Disassembly of section code:

000000000004001c <toy_toy>:
   4001c:   55                      push   %rbp
   4001d:   41 56                   push   %r14
   4001f:   41 57                   push   %r15
   40021:   48 81 ec 18 00 00 00    sub    $0x18,%rsp
   40028:   48 8b ec                mov    %rsp,%rbp

000000000004002b <toy_toy_block_entry>:
   4002b:   49 be 02 00 00 00 00    movabs $0x2,%r14
   40032:   00 00 00
   40035:   4c 89 75 00             mov    %r14,0x0(%rbp)
   40039:   4c 8b 7d 00             mov    0x0(%rbp),%r15
   4003d:   49 be 05 00 00 00 00    movabs $0x5,%r14

...

We can now run the executable:

(dslenv) [windel@hoefnix toydsl]$ ./example
Segmentation fault (core dumped)
(dslenv) [windel@hoefnix toydsl]$

Sadly, this is not exactly what we hoped for!

The problem here is that we did not call the io_print function with the proper arguments. To fix this, we can change the print handling routine like this:

def handle_print(self, print_statement):
    self.logger.debug('print statement %s', print_statement.var)
    name = print_statement.var
    value = self.load_var(name)
    label_data = pack_string('{} :'.format(name))
    label = self.emit(ir.LiteralData(label_data, 'label'))
    self.emit(ir.ProcedureCall('io_print2', [label, value]))

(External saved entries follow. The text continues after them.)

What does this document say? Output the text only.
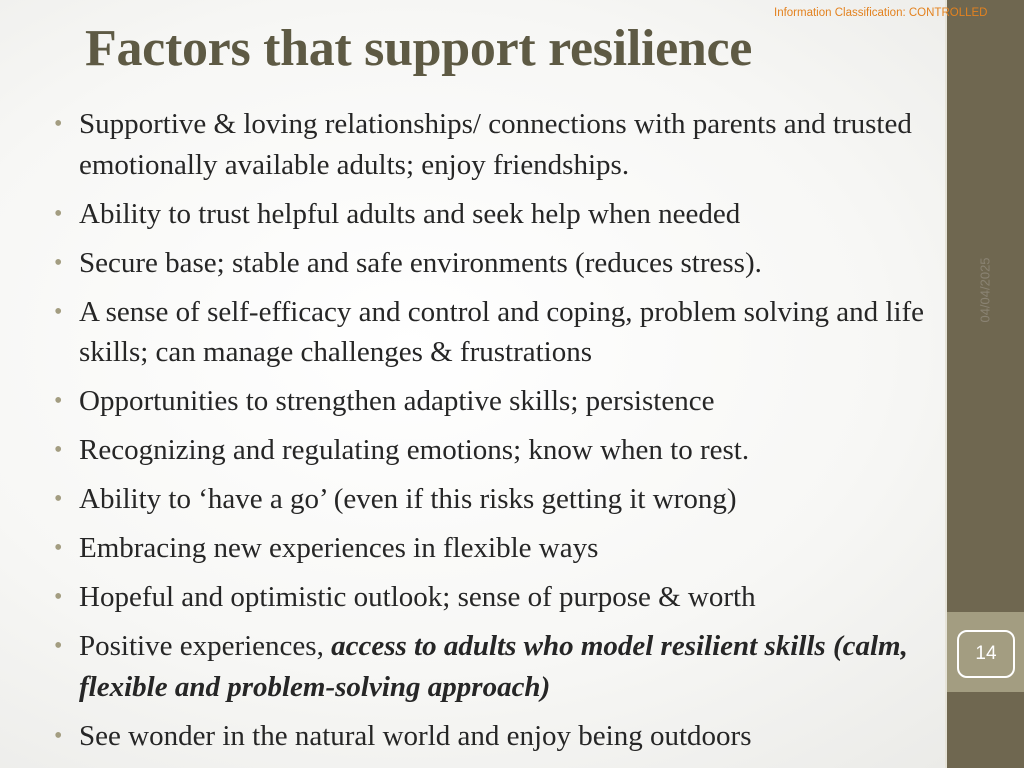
14
04/04/2025
Information Classification: CONTROLLED
Factors that support resilience
• Supportive & loving relationships/ connections with parents and trusted emotionally available adults; enjoy friendships.
• Ability to trust helpful adults and seek help when needed
• Secure base; stable and safe environments (reduces stress).
• A sense of self-efficacy and control and coping, problem solving and life skills; can manage challenges & frustrations
• Opportunities to strengthen adaptive skills; persistence
• Recognizing and regulating emotions; know when to rest.
• Ability to ‘have a go’ (even if this risks getting it wrong)
• Embracing new experiences in flexible ways
• Hopeful and optimistic outlook; sense of purpose & worth
• Positive experiences, access to adults who model resilient skills (calm, flexible and problem-solving approach)
• See wonder in the natural world and enjoy being outdoors
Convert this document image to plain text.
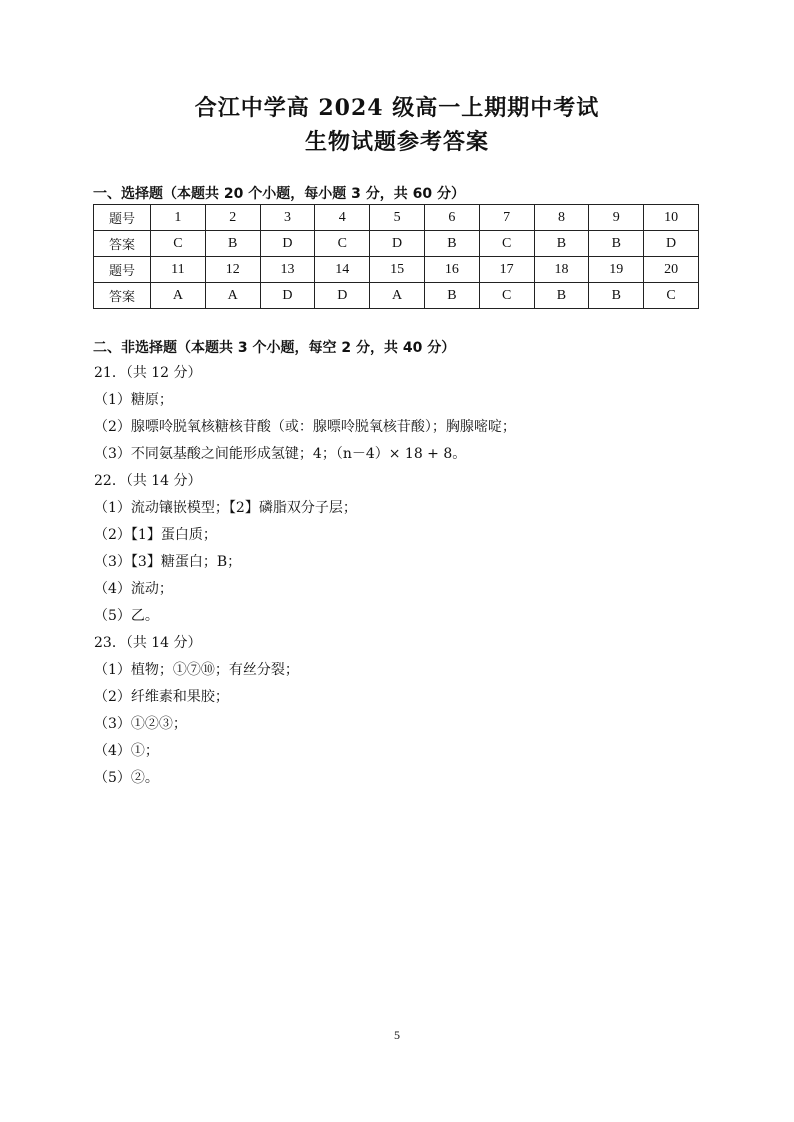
合江中学高 2024 级高一上期期中考试
生物试题参考答案
一、选择题（本题共 20 个小题，每小题 3 分，共 60 分）
题号	1	2	3	4	5	6	7	8	9	10
答案	C	B	D	C	D	B	C	B	B	D
题号	11	12	13	14	15	16	17	18	19	20
答案	A	A	D	D	A	B	C	B	B	C
二、非选择题（本题共 3 个小题，每空 2 分，共 40 分）
21．（共 12 分）
（1）糖原；
（2）腺嘌呤脱氧核糖核苷酸（或：腺嘌呤脱氧核苷酸）；胸腺嘧啶；
（3）不同氨基酸之间能形成氢键；4；（n－4）× 18 + 8。
22．（共 14 分）
（1）流动镶嵌模型；【2】磷脂双分子层；
（2）【1】蛋白质；
（3）【3】糖蛋白；B；
（4）流动；
（5）乙。
23．（共 14 分）
（1）植物；①⑦⑩；有丝分裂；
（2）纤维素和果胶；
（3）①②③；
（4）①；
（5）②。
5
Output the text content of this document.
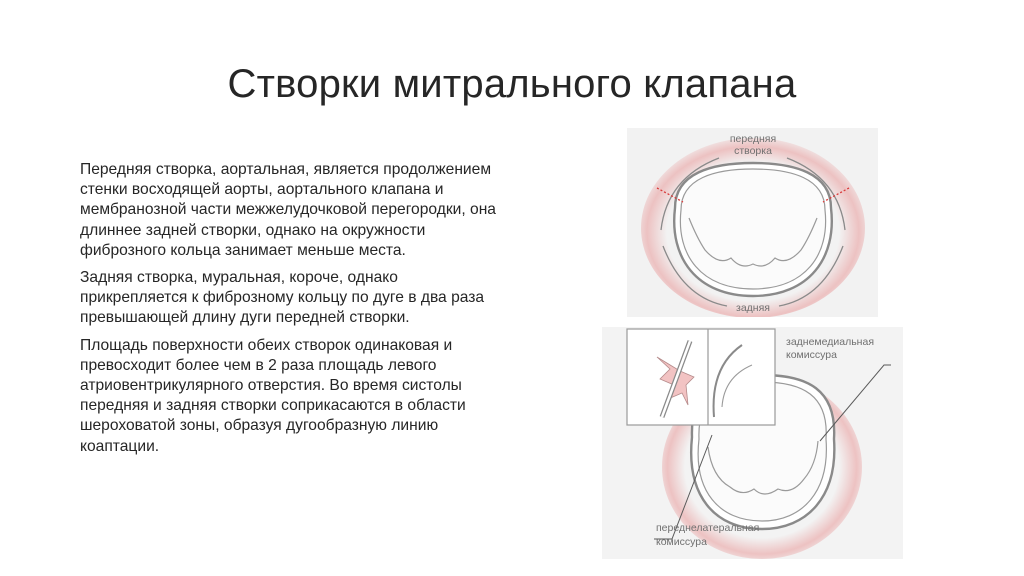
Створки митрального клапана

Передняя створка, аортальная, является продолжением стенки восходящей аорты, аортального клапана и мембранозной части межжелудочковой перегородки, она длиннее задней створки, однако на окружности фиброзного кольца занимает меньше места.

Задняя створка, муральная, короче, однако прикрепляется к фиброзному кольцу по дуге в два раза превышающей длину дуги передней створки.

Площадь поверхности обеих створок одинаковая и превосходит более чем в 2 раза площадь левого атриовентрикулярного отверстия. Во время систолы передняя и задняя створки соприкасаются в области шероховатой зоны, образуя дугообразную линию коаптации.

передняя
створка
задняя
заднемедиальная
комиссура
переднелатеральная
комиссура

We use here io_print2, which takes a label and a value. The label must be packed as a pascal style string, meaning a length integer followed by the string data. We can implement this string encoding with the following function:

def pack_string(txt):
    ln = struct.pack('<Q', len(txt))
    return ln + txt.encode('ascii')

Now we can compile the TCF file again, and check the result:

(dslenv) [windel@hoefnix toydsl]$ python toy.py
CodeObject of 1049 bytes
(dslenv) [windel@hoefnix toydsl]$ ./example
b :0x00000002
c :0x0000000F
(dslenv) [windel@hoefnix toydsl]$ cat example.tcf
b = 2;
c = 5 + 5 * b;
d = 133 * c - b;
print b;
print c;
(dslenv) [windel@hoefnix toydsl]$

As we can see, the compiler worked out correctly!

Final words

In this tutorial we have seen how to create a simple language. The entire example for this code can be found in the examples/toydsl directory in the ppci repository.